What are the things that connect us?

I’m currently contributing to a project aimed to prepare students who are considering chiropractic college. Working on the Philosophy section has given me another opportunity to review the tools and terms, but more importantly, the Big Picture. What is the WHY that informs the practitioner? How does the body work? How does directing focus on promoting and advancing health (instead of prevention and treatment of disease) impact how someone experiences their body and the world?

As one of the things that connect us, language is so important. I used to think of myself as a student of the Anatomy of Wellbeing, until I made the connection that the word “anatomy” (to cut up) itself implies an orientation to separating things into pieces. This can be a useful process and often helps us understand things with more detail. However, without an appreciation for the context of the whole and the recognition that in life things are not separate, the process of reducing can lead to division in mind and heart.

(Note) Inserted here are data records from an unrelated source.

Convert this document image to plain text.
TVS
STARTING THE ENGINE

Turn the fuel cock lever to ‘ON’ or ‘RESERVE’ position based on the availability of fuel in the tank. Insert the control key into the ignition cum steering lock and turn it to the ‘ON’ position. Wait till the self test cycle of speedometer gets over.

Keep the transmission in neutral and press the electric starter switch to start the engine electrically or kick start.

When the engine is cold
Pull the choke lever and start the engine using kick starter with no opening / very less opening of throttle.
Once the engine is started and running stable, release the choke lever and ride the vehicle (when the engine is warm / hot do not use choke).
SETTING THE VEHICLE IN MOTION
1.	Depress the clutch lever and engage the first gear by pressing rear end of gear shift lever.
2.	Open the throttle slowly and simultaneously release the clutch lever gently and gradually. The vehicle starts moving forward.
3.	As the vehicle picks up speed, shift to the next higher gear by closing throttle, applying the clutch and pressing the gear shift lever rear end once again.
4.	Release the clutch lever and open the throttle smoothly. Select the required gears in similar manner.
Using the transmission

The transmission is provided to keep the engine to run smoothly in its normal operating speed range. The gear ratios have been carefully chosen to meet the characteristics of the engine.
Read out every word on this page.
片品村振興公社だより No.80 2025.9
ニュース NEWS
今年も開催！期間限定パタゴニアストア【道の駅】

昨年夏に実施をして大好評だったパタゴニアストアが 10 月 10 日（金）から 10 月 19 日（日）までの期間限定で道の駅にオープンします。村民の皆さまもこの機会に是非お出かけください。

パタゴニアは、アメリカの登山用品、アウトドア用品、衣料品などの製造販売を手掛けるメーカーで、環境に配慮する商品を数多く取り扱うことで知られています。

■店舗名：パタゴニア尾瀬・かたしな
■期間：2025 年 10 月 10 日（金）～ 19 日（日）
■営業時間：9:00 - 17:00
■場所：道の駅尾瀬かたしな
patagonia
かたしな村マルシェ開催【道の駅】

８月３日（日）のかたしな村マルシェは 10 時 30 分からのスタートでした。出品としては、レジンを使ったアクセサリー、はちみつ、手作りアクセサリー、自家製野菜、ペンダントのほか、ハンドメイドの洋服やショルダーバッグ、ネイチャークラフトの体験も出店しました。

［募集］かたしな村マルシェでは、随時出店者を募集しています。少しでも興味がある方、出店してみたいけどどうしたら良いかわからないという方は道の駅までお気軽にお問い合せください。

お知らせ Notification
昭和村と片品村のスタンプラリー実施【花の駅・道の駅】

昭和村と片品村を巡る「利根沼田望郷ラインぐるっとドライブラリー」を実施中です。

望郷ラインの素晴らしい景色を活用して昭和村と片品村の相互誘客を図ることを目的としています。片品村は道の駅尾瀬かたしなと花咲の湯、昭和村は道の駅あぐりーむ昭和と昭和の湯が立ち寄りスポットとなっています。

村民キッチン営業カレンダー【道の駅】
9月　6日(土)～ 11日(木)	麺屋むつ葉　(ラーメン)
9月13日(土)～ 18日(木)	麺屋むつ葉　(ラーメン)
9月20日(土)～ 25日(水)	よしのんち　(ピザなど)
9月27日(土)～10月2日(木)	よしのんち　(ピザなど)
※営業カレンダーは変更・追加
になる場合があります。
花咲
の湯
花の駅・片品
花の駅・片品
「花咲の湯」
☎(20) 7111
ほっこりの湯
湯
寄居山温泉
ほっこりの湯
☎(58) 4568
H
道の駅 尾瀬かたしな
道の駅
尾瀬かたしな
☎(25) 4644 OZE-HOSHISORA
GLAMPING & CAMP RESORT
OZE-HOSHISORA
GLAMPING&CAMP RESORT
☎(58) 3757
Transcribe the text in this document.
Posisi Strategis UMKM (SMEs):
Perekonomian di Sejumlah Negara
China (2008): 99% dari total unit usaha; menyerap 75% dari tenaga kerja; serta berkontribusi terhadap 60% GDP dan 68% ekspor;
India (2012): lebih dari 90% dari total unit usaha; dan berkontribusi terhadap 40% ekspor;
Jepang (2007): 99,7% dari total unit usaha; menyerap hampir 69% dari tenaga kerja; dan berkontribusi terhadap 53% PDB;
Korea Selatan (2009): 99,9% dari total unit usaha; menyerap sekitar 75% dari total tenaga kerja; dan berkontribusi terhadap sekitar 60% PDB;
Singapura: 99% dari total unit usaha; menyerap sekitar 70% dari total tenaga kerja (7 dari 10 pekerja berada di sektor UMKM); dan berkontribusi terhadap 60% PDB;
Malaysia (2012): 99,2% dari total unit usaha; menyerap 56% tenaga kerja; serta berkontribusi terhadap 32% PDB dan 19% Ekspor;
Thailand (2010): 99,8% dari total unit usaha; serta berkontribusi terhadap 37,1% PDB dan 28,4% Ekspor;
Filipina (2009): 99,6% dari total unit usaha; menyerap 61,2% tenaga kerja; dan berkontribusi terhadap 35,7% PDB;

Within the realm of the human body, everything is connected. Traditionally, we have been taught that muscles attach to bones via tendons. We can “dissect” these “pieces” out, see the nerves and blood vessels that feed them, and describe what actions they perform. This is what tradition has passed down - a tradition informed by reductionism. What if we approached the body from the perspective of continuity? There is a seamless continuity within and through the entire body. I mean this literally. There are no seams, stitches, or pins in healthy tissue. The connective tissue of fascia wraps, folds, and weaves together all tissue in the body. The nervous system coordinates and communicates directly or indirectly with all parts of the body. The second a knife - a surgical one or a mental one - is applied it introduces a break in this continuity. This is not necessarily a bad thing, as long as it acknowledges and honors the natural whole state of the body.

How can this sense of continuity inform other aspects of life? If we begin with the perspective that everything is connected - and in some way or another continuous - we realize the tremendous responsibility we have to ourselves, each other and the planet. Nothing and no one exists in isolation. Your wellbeing is my wellbeing. How we treat the environment reflects how we treat our own bodies. We’re in this together. This is the Big Picture.